Caution: Breastfeeding again and again

I wanted to call this post La Leche lies, but then I get enough hate mail over criticizing children’s shows.  Besides, I just read a whole bunch of articles on the official La Leche League website, and on there, they fully admit that breastfeeding is harder than it looks.  Or sounds.  Or assumed.

Nothing pisses me off more than hearing in those first few days after giving birth, “Breastfeeding isn’t supposed to hurt.”  Well, no shit.  If it hurt this bad weeks down the road, no one would breastfeed after 6 weeks.  No one.  But those first few days are trying to say the least as you the mother is trying to get that huge nipple in that tiny mouth of an infant who refuses to open his mouth half way much less the whole way.

The second night in the hospital with Tornado E, he cried, and I cried as we just couldn’t get the hang of breastfeeding.  After five minutes of crying, I was able to jam some nipple into his mouth, and he managed to suck out some kind of sustenance.  As luck would have it, the bright side of Tornado E being in the hospital for a week is that at every feeding time I had a nurse or two around to help teach me a different technique.  Of course, I had more strange hands on my breast than I ever thought I would have, unless I made a porn.

Tornado S took to breastfeeding like a pro those first few days, but then he fell off the wagon.  He would refuse to open his mouth all the way and just suck on the very end of the nipple.  Not fun after two feedings.  Thank God I had a breast pump to help toughen the nipples as I worked to break Tornado S out of his new formed habit.

Tornado A rooted the moment he could and just latched on.  Improperly.  As I hissed a breath against the pain, the nurse said “If it hurts, you’re doing it wrong.”  Yeah, I know that.  But every child I started to breast feed hurt me as we tried to figure out latching, as my nipples toughened, as we tried to get the hang of this “natural” process.

Natural doesn’t mean easy.  And yes, I knew several women who gave up on breastfeeding because it hurt.  But I’m stubborn, if you haven’t noticed, and there was no way I was going to let a little pain get in the way of the healthy, free food for my baby.  Besides after two days, I was gushing milk and needed to put it somewhere.

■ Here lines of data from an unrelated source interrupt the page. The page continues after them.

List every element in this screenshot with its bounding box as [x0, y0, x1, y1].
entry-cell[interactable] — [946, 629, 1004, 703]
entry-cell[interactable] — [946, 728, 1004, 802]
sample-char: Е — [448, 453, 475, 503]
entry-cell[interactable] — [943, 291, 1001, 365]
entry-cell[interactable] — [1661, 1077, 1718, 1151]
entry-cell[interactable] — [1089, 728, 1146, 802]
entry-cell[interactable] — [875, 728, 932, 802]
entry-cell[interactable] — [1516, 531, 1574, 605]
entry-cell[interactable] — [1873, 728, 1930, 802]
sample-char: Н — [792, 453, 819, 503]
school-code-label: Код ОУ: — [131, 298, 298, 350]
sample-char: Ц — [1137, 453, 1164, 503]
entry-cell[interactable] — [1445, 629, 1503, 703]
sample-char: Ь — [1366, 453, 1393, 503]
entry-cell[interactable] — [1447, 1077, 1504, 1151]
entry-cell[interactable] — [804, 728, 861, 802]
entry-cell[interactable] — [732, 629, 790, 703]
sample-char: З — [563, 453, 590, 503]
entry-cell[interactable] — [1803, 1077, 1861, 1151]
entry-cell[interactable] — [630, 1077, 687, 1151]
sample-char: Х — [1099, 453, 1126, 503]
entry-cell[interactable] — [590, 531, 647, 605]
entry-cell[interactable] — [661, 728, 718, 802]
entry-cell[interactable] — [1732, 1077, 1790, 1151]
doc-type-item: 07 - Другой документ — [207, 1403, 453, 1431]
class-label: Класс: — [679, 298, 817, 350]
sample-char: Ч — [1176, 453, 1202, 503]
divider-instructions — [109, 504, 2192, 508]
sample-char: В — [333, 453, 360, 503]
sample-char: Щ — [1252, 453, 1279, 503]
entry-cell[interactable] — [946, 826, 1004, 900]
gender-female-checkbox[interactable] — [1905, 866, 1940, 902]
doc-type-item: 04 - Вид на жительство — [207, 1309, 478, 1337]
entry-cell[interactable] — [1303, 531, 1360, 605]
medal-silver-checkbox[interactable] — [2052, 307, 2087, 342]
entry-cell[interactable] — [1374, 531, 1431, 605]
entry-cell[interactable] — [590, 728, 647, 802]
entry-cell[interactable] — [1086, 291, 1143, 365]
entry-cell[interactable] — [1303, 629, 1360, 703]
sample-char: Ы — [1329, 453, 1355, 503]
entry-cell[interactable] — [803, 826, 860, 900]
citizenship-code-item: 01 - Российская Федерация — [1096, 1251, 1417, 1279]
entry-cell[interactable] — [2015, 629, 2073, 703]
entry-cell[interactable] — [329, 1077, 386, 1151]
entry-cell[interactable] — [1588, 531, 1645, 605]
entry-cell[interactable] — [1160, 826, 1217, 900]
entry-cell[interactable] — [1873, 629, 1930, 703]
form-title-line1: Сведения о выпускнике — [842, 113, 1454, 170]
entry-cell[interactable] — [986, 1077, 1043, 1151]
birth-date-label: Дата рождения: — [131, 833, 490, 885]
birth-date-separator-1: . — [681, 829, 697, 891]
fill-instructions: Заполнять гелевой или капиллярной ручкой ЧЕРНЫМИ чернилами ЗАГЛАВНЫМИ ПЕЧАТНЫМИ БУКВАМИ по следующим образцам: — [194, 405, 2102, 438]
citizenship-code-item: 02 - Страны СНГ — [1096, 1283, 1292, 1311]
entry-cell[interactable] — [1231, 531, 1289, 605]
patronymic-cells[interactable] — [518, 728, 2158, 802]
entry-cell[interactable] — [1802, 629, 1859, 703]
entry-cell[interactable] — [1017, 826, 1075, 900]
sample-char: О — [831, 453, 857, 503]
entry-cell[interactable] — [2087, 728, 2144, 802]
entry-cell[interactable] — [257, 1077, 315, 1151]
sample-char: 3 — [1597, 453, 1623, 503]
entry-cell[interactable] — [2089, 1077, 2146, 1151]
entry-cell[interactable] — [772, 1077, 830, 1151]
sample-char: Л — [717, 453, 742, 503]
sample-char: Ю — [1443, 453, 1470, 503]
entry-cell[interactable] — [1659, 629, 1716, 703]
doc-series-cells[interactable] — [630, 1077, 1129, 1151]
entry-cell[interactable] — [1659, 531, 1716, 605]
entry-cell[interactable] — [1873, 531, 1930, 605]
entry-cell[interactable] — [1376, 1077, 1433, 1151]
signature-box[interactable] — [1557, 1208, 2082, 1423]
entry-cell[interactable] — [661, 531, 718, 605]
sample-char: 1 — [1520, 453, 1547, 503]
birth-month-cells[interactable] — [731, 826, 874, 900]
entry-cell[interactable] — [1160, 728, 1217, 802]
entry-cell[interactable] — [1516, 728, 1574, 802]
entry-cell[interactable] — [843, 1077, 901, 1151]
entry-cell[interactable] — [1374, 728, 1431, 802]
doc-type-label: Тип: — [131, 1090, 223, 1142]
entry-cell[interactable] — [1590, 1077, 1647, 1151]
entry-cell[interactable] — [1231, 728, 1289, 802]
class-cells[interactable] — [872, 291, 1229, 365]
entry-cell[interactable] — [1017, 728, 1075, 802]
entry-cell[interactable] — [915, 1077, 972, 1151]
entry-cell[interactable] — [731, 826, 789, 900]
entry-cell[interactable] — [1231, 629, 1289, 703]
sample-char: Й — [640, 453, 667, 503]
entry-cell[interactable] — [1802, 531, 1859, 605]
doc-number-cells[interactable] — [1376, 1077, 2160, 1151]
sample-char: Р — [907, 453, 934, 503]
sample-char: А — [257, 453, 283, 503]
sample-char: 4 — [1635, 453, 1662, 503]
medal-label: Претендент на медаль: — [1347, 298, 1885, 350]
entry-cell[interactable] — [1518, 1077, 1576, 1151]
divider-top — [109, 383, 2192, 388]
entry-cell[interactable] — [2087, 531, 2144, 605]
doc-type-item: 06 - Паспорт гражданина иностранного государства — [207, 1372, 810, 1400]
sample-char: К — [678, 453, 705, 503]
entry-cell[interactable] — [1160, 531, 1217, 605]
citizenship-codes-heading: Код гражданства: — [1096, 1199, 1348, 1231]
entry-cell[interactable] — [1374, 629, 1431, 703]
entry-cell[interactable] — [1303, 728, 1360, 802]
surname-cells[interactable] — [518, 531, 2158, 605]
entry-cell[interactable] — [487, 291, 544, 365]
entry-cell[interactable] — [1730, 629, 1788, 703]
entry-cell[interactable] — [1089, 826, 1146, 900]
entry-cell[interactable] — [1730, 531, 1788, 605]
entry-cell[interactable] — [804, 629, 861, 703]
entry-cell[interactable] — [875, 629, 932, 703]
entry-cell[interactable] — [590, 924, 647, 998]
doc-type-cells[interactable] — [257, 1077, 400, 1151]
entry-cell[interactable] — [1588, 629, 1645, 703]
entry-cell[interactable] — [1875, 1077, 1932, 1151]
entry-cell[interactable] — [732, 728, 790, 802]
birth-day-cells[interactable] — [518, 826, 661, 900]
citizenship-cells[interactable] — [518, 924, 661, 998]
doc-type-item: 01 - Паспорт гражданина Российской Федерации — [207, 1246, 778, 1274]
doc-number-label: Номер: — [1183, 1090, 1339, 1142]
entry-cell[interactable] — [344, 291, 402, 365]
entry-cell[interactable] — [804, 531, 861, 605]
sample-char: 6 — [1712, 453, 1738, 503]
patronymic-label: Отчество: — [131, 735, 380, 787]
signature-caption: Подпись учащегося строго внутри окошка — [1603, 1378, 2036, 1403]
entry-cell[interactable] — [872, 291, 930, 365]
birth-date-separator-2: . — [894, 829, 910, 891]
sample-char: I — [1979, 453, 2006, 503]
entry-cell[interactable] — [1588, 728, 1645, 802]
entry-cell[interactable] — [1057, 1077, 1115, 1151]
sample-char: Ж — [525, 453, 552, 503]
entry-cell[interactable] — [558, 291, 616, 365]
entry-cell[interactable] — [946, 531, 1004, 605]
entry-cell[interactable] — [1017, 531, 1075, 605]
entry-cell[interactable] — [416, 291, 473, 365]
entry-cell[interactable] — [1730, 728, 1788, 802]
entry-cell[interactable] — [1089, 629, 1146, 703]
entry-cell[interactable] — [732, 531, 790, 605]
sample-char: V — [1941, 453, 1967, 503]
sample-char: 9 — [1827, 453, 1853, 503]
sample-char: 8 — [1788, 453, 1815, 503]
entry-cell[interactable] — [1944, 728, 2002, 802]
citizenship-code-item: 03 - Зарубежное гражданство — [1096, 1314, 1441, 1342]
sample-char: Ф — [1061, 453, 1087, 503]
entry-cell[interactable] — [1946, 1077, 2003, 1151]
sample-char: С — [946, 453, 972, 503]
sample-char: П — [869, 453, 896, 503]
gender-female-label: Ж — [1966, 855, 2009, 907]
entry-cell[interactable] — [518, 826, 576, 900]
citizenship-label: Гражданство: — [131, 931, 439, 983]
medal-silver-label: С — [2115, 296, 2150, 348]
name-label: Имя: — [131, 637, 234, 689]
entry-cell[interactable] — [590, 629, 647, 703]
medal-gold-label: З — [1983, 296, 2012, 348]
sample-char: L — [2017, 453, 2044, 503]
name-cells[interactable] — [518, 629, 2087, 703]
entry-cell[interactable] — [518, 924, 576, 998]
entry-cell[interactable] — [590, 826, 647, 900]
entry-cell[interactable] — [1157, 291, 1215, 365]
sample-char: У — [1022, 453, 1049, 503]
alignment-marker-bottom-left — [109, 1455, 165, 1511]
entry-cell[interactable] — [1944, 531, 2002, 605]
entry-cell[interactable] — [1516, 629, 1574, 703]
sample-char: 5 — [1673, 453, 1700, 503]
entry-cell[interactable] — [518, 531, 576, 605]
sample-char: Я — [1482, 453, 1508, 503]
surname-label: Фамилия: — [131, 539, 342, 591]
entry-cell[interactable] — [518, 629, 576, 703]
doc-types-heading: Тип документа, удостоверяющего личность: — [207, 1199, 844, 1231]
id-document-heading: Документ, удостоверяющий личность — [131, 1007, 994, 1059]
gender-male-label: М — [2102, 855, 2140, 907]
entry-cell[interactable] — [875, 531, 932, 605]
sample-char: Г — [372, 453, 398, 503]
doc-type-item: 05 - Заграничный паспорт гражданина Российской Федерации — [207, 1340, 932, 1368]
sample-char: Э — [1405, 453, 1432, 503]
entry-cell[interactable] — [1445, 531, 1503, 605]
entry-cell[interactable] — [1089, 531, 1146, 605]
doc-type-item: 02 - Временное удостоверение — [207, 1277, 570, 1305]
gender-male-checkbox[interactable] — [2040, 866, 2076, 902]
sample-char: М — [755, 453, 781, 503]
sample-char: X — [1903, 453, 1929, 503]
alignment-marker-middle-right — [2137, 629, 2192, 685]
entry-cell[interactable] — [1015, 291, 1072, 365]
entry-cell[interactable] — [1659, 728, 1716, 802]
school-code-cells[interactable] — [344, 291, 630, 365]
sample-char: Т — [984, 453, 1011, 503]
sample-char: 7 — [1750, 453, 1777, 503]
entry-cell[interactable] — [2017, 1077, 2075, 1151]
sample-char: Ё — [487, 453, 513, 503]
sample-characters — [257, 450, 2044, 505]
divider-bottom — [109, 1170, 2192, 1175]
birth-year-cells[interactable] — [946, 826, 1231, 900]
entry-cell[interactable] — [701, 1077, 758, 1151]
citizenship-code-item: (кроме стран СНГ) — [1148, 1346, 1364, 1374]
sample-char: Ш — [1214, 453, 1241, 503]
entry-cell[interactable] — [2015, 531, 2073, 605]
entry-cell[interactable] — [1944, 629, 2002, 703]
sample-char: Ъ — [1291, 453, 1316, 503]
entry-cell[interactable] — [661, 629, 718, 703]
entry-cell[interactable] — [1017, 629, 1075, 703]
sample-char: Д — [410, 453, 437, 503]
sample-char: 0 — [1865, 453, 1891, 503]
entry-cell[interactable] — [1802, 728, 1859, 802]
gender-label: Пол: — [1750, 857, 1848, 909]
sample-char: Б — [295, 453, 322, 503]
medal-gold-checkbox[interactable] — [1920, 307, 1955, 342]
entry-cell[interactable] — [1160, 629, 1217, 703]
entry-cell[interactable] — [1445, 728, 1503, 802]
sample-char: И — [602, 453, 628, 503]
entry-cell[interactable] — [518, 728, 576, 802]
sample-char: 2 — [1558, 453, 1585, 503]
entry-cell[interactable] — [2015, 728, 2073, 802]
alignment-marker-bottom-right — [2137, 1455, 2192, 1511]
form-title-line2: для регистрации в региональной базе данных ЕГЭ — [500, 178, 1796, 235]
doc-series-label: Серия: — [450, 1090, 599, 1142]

After several days, perhaps a couple of weeks and a hundred feedings, breastfeeding begins to feel natural.  But of course, I’m still rubbing a nipple against a baby’s lower lip, saying, “Come on; open wider; bigger; open up; you can do it.”  I know it won’t be much longer before we’re pros and I’ll be able to feed him hidden under a blanket without looking and without missing a word in the conversation.

So yeah, breastfeeding is harder than it looks.  It takes practice.  It takes some help.  And I still don’t think I jam enough nipple into the baby’s mouth, but at least it doesn’t hurt, except during the gushing let down where I pray that I don’t leak in public and curse myself for not wearing a shirt that wouldn’t show off nursing pads so that I have to go without.